While biodegradable products are generally a smart choice for any business, there are also several disadvantages to using these items. When biodegradable materials are dumped into landfills (as they usually are), they often become buried. Beneficial bacteria cannot survive in these areas, as there is very little oxygen available. As a result, the waste will break down under anaerobic (oxygen-less) conditions and generate methane, which is a greenhouse gas. While some landfills collect methane gas generated at their facilities and turn it into electricity, the majority do not. Finally, biodegradable waste may also contain traces of toxins (such as animal or human waste) depending upon the pesticides consumed and the person or animal's diet.

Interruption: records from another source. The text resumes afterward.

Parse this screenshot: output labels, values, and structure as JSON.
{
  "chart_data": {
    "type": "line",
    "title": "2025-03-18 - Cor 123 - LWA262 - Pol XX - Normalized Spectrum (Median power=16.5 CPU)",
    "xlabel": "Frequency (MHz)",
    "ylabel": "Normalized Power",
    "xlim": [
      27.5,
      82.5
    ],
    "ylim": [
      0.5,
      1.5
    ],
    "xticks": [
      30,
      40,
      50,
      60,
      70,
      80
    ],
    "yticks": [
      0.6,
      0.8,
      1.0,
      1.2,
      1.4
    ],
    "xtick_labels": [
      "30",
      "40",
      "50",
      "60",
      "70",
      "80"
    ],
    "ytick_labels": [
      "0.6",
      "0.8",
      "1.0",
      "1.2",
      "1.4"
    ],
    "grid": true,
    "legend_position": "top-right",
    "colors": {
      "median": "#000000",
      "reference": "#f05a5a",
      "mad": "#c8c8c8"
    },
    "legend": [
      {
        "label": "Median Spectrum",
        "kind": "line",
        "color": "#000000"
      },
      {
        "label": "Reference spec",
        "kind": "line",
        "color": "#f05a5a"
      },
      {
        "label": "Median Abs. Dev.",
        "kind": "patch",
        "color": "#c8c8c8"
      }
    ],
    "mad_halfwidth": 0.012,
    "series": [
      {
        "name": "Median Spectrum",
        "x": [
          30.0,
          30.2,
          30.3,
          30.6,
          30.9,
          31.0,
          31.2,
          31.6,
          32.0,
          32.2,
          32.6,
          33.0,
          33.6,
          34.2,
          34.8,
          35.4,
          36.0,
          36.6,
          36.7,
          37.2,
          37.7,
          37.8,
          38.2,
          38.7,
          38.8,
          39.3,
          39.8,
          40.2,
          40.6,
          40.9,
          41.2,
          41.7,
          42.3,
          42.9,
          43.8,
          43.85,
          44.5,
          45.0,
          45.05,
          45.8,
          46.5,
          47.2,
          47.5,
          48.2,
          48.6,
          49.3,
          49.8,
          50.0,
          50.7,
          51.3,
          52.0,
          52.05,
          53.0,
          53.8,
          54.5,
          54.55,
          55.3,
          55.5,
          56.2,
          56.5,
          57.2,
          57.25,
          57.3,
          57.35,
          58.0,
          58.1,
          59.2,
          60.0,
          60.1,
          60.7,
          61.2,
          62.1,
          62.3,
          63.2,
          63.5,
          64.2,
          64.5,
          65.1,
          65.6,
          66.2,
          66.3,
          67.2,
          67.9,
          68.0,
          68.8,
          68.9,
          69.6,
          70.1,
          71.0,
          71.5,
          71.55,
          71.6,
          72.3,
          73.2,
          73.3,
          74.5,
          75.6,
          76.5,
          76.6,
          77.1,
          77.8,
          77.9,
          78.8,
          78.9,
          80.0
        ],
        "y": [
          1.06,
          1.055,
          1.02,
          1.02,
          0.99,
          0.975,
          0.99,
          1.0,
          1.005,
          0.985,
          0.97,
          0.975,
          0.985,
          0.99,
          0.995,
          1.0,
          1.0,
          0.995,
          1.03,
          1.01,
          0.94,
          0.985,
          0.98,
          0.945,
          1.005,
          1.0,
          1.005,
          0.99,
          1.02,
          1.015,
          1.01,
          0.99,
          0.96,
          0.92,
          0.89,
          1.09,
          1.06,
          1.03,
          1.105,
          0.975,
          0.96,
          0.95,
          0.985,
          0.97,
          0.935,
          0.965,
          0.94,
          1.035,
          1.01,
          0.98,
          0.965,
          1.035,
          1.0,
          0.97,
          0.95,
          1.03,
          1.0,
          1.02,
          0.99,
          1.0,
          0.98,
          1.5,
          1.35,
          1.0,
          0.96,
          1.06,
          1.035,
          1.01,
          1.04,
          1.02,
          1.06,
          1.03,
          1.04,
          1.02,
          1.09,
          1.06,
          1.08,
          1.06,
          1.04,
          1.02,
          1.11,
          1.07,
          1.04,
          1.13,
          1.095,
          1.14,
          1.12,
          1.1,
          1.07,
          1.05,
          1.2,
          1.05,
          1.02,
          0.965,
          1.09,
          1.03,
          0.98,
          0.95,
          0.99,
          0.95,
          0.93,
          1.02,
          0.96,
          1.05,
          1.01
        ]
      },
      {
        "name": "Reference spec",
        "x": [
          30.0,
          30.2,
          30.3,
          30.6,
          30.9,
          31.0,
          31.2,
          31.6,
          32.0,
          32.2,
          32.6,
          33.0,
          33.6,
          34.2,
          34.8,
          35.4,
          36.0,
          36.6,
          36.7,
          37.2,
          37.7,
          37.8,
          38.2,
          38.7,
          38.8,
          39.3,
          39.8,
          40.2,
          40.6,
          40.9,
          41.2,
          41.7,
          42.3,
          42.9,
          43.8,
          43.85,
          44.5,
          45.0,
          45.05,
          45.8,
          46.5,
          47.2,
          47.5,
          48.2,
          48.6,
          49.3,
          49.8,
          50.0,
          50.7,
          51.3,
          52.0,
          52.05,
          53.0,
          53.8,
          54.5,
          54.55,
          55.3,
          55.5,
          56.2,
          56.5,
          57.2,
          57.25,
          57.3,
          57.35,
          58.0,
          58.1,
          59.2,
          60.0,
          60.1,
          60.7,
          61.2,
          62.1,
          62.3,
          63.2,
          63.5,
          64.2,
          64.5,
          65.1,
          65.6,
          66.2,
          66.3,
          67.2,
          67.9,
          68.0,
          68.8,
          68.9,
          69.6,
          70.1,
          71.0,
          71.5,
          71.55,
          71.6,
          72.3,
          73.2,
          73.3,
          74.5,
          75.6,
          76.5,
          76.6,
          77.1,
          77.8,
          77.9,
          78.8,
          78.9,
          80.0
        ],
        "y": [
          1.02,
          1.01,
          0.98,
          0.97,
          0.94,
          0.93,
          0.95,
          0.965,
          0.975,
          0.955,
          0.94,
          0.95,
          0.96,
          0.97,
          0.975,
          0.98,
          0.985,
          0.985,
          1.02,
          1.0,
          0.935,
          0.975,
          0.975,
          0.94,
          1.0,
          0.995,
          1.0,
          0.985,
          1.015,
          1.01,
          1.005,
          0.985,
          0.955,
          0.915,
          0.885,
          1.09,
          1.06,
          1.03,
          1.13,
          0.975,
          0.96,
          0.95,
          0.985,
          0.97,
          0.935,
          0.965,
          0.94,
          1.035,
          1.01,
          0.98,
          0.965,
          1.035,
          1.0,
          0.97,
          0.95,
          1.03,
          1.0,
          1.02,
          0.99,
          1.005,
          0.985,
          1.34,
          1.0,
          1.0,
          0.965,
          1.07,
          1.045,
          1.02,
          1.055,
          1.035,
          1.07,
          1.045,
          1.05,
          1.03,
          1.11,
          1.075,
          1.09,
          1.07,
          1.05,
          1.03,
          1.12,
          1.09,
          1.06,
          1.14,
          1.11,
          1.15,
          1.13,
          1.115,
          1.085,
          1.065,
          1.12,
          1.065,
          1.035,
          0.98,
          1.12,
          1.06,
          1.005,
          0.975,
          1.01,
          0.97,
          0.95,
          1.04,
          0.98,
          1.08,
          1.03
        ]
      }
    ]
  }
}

Degradable products are mostly oil-based and broken down through chemical reactions, rather than through the activity of organic microorganisms. Unlike biodegradable products, degradable plastic items are still able to break down in an anaerobic environment such as a landfill. However, they do not completely disintegrate and disappear; instead, degradable products break down into very small pieces. Generally, it takes much longer for a product to degrade than it does for biodegradable or compostable items to break down.
Compostable products are made from materials like corn, potato, cellulose, soy, or sugar. For an item to be considered compostable, it must break down into carbon dioxide, water, and biomass (organic matter that can be used as fuel) at the same rate of paper. Once disintegrated, these materials are completely indistinguishable in the compost, free of toxic materials, and able to support plant life, all of which separates them from biodegradable items.
While biodegradable, degradable, and compostable materials share some common characteristics, there are several important differences within each category of products. If you'd like to make your business a bit more green, carefully choosing eco-friendly products to suit your unique needs is the perfect place to start.